Hallucinations or factually inaccurate answers proceed to plague large language models (LLMs). Models especially falter after they are given more complex tasks and when users are searching for specific and really detailed answers.
It's a challenge that data scientists, and now researchers, have struggled to beat Google DeepMind say that they’re one step closer to the actual facticity of basic models. They have introduced FACTS Grounding, a benchmark that assesses LLMs' ability to generate factually correct answers based on long documents. Models are also judged on whether their responses are detailed enough to supply useful and relevant responses to prompts.
Along with the brand new benchmark, the researchers published one FACTS leaderboard to the Kaggle data science community.
This week, Gemini 2.0 Flash topped the leaderboard with a factual rating of 83.6%. The other top 9 include Google's Gemini 1.0 Flash and Gemini 1.5 Pro; Anthropics Clade 3.5 Sonnet and Claude 3.5 Haiku; and OpenAI's GPT-4o, 4o-mini, o1-mini and o1-preview. These were all above 61.7% when it comes to accuracy.
The researchers say the rankings are actively maintained and continually updated to incorporate latest models and their various iterations.
“We consider this benchmark fills a niche in assessing a greater variety of model behaviors when it comes to factuality, in comparison with benchmarks that concentrate on narrower use cases… corresponding to summarization alone,” the researchers wrote in a technical paper published this week.
Eliminate inaccurate answers
It is difficult to make sure the factual accuracy of LLM answers as a consequence of modeling (architecture, training and inference) and measurement aspects (evaluation methods, data and metrics). Typically, researchers indicate, pre-training focuses on predicting the following token given the previous tokens.
“While this goal can provide the models with essential world knowledge, it does circuitously optimize the model for different factual scenarios, but as an alternative encourages the model to generate general text,” the researchers write.
To address this issue, the FACTS dataset incorporates 1,719 examples – 860 public and 859 private – each requiring detailed answers based on the context within the documents provided. Each example includes:
- A system prompt (system_instruction) with general instructions and the instruction to reply only based on the context provided;
- A task (user_request) containing a particular query to reply;
- A protracted document (context_document) with obligatory information.
To achieve success and thought of “accurate,” the model must process the long-form document and produce a subsequent long-form response that’s each comprehensive and fully attributable to the document. Answers are marked as “inaccurate” if the model's claims are usually not directly supported by the document and are usually not particularly relevant or useful.

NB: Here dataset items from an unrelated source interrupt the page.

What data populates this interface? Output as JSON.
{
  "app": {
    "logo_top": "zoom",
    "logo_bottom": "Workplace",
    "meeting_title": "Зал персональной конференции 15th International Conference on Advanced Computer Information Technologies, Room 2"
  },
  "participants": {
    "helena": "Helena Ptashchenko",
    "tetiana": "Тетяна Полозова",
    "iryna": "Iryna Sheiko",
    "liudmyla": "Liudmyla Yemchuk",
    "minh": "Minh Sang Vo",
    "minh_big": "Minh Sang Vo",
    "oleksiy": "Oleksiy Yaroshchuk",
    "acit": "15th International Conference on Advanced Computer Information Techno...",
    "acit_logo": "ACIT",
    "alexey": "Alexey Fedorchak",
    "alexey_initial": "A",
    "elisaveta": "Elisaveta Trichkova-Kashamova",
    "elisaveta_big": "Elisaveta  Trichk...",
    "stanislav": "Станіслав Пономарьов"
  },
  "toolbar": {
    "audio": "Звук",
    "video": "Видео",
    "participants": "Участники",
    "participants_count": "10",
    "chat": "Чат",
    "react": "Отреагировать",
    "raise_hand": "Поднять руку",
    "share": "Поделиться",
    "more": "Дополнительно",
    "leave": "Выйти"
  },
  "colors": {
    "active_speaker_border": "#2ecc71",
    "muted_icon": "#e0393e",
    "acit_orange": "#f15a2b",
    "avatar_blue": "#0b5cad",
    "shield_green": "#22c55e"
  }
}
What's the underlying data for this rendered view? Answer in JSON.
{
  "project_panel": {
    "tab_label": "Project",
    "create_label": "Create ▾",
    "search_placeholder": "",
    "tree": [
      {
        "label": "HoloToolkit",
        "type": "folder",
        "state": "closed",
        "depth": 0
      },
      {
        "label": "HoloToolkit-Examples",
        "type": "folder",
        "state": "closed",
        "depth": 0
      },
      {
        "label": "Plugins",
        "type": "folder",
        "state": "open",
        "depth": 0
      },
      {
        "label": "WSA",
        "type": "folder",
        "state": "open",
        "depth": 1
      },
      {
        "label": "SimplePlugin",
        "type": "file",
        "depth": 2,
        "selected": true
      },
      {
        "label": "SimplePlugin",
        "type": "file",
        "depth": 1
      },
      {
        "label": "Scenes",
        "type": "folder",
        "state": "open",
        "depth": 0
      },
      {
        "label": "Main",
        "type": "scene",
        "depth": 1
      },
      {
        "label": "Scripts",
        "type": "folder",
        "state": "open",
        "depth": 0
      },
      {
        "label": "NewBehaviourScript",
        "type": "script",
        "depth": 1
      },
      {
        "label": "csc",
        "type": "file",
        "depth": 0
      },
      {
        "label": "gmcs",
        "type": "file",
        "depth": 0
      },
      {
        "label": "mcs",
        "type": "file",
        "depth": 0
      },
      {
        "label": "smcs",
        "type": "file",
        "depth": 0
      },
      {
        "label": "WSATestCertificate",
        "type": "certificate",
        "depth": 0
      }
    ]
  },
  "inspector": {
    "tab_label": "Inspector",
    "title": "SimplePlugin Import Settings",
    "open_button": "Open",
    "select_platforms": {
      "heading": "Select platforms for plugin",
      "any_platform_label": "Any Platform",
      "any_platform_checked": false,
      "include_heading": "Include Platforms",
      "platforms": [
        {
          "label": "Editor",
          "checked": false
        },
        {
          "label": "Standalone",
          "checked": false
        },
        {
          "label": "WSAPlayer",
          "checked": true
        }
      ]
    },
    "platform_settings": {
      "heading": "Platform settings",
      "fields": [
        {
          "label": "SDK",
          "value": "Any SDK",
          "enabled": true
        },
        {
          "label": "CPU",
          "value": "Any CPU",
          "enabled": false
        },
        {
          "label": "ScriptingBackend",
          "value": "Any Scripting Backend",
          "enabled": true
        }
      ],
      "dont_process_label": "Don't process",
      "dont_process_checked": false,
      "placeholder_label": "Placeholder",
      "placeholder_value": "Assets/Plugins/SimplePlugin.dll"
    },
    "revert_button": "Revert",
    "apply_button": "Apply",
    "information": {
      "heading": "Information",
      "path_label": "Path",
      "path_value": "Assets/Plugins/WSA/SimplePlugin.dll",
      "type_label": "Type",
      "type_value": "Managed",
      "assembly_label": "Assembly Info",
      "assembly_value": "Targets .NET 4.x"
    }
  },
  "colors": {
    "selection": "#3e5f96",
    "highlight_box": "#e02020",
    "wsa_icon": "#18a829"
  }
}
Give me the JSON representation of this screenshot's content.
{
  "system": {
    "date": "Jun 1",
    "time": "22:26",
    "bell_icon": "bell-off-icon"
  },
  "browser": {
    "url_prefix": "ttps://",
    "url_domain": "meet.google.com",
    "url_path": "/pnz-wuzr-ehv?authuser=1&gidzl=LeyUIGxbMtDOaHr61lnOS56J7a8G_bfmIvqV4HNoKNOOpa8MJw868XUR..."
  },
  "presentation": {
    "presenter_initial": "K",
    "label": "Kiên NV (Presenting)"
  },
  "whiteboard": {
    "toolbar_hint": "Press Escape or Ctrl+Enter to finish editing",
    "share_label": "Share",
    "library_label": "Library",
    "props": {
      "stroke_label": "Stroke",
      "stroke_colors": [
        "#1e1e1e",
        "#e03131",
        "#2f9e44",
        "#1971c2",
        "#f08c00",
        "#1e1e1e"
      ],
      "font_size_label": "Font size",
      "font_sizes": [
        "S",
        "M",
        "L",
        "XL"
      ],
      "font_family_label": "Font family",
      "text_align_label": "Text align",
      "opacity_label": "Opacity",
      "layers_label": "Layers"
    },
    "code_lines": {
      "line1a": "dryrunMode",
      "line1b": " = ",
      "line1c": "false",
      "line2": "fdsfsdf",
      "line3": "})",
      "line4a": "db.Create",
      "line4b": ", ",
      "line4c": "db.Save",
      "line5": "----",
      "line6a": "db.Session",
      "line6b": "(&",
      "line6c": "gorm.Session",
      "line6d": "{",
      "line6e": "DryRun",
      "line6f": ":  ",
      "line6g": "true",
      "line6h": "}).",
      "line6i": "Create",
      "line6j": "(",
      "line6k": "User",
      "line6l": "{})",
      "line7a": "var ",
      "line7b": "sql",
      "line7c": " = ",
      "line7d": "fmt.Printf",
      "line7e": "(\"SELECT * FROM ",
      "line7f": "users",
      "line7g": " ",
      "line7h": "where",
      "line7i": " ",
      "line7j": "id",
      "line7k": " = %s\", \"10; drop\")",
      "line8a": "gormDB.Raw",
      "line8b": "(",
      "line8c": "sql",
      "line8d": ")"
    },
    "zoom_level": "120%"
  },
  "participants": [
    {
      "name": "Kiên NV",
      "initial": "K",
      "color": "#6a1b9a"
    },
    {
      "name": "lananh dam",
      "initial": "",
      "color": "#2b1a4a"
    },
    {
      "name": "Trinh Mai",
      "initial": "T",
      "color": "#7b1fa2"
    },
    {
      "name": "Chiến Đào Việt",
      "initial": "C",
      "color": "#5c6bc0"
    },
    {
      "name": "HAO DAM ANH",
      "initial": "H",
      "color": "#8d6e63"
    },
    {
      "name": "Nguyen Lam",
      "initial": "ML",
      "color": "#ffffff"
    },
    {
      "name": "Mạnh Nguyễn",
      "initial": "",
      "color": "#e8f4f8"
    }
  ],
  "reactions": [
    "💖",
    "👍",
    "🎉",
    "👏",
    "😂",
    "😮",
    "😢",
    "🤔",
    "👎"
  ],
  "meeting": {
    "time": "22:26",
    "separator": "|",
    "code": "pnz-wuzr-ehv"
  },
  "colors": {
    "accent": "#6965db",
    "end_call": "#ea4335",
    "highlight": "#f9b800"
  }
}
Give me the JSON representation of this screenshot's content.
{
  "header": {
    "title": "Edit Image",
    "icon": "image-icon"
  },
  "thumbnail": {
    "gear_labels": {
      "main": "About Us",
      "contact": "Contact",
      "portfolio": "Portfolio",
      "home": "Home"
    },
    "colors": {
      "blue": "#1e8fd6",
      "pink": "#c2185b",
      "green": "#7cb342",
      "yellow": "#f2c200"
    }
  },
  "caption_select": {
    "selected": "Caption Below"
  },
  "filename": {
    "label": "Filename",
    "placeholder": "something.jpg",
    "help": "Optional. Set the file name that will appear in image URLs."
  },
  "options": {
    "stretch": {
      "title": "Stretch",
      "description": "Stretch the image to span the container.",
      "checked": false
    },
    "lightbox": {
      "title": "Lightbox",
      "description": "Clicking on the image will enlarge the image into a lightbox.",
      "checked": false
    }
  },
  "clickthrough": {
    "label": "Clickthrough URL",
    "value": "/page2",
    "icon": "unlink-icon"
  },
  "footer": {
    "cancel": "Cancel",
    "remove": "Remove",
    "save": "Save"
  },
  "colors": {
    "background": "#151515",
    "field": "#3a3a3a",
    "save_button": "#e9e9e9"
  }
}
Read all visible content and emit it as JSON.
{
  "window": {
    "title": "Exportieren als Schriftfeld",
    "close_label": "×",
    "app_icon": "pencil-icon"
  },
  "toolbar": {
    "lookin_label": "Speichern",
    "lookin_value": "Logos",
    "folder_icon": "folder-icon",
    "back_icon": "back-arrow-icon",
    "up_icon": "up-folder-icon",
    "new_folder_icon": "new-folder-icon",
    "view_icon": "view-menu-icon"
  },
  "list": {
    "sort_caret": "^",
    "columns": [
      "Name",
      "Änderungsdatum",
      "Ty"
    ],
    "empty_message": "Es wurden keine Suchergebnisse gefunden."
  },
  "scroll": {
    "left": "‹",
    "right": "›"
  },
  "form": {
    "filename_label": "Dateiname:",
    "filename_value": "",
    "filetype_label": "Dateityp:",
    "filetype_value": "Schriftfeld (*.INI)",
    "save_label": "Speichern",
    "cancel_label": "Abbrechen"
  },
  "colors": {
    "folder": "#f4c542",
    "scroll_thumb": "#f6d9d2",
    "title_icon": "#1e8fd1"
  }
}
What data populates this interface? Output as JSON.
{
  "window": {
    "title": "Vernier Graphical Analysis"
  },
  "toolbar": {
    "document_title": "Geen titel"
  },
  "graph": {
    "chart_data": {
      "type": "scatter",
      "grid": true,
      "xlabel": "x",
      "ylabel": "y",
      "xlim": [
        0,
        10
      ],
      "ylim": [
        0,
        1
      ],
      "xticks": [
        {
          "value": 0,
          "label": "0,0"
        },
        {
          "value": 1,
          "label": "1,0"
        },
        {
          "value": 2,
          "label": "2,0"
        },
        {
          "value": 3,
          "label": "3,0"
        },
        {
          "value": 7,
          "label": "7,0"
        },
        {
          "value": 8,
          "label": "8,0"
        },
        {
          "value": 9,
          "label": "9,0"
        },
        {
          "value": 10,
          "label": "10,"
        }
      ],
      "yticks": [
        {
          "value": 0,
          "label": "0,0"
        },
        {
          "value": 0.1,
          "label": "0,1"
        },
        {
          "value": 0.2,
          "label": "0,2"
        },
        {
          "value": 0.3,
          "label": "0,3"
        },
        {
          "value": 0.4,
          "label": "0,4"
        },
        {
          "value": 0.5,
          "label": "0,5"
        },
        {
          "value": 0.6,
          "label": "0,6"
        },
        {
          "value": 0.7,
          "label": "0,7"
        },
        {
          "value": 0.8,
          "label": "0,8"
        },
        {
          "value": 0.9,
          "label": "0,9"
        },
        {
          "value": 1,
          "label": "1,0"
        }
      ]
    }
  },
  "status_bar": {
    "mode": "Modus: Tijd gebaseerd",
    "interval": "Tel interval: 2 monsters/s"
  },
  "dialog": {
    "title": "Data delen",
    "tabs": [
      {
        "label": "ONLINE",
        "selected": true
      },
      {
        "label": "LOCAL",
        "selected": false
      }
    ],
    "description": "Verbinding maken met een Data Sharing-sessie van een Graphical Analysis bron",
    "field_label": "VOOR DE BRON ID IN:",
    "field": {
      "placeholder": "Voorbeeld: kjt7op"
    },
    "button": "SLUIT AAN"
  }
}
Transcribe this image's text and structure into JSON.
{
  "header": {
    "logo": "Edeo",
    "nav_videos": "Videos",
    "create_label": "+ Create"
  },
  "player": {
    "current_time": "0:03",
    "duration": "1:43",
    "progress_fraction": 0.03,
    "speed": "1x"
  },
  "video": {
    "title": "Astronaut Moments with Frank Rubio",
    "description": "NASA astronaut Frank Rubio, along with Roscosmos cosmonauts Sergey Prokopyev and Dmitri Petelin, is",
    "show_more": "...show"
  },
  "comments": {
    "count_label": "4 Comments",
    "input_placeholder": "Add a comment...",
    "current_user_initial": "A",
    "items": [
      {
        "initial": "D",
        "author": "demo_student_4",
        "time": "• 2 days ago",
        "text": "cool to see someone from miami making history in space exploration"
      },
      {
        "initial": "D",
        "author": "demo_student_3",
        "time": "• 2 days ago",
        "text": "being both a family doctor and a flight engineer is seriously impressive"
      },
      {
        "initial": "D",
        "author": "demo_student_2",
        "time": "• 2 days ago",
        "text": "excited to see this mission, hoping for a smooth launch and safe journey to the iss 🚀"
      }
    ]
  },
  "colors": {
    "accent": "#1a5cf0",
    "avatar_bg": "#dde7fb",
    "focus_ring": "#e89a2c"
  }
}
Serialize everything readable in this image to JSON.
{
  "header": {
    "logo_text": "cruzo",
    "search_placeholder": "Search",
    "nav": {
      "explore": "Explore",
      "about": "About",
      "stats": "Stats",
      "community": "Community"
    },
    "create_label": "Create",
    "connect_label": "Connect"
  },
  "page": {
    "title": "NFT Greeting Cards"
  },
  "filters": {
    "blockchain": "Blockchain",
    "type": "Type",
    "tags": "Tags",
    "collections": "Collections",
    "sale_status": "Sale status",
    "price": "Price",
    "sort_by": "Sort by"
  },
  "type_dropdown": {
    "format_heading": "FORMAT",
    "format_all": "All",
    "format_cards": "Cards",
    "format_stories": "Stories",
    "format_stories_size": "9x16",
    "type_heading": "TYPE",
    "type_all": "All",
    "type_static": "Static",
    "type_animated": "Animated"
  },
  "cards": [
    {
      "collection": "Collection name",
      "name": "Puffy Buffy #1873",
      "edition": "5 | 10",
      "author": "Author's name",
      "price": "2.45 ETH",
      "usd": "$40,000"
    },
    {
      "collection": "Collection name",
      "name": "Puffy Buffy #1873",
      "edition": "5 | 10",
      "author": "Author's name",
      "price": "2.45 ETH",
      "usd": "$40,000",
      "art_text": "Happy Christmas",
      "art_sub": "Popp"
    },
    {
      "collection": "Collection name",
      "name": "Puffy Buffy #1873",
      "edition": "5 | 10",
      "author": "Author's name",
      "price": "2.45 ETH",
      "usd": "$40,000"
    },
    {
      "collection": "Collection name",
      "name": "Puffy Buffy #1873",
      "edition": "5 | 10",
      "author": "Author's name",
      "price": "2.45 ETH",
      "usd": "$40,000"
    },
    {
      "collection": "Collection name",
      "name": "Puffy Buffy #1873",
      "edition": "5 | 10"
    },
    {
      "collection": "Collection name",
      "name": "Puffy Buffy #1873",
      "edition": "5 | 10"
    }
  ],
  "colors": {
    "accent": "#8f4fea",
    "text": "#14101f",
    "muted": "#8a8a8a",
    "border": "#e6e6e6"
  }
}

For example, a user can ask a model to summarize the foremost reasons for an organization's third-quarter sales decline and supply it with detailed information, including an organization's annual financial report, which discusses quarterly revenue, expenses, planned investments, and market evaluation.
For example, if a model returns “The company faced challenges within the third quarter that impacted its revenue,” this could be considered inaccurate.
“The response avoids citing reasons corresponding to market trends, increased competition or operational setbacks that might likely be included within the document,” the researchers indicate. “It doesn’t represent an try to delve into or extract relevant details.”
On the opposite hand, if a user asks, “What are some money-saving suggestions?” and provided a compilation of categorized money-saving suggestions for faculty students, an accurate answer could be very detailed: “Take advantage of free activities on campus, buy items in bulk, and cook at home.” Also, set spending goals, avoid bank cards, and conserve resources.”
DeepMind uses LLMs to evaluate LLMs
To allow for diverse input, the researchers included documents of various lengths, as much as 32,000 tokens (or the equivalent of 20,000 words). These include areas corresponding to finance, technology, retail, medicine and law. User requests are also broad and include query and answer generation, in addition to summarization and rewriting requests.
Each example is assessed in two phases. First, the answers are checked for suitability: in the event that they don’t meet the user requests, they’re disqualified. Secondly, the answers have to be freed from hallucinations and based entirely on the documents provided.
These factuality scores are calculated by three different LLM judges – specifically Gemini 1.5 Pro, GPT-4o and Claude 3.5 Sonnet – who determine individual scores based on the share of accurate model outputs. The final determination of the facts is then made based on the common of the three judges' assessments.
Researchers note that models are sometimes biased against other members of their model family – with a median bias of about 3.23% – so combining different judges was crucial to making sure that the answers were actually factual.
Ultimately, the researchers emphasize that factuality and down-to-earthness are key aspects for the longer term success and usefulness of LLMs. “We consider that comprehensive benchmarking methodologies, coupled with continuous research and development, will further improve AI systems,” they write.
However, in addition they admit: “We recognize that benchmarks can quickly be overtaken by progress, so this launch of our FACTS Grounding Benchmarks and Leaderboard is only the start.”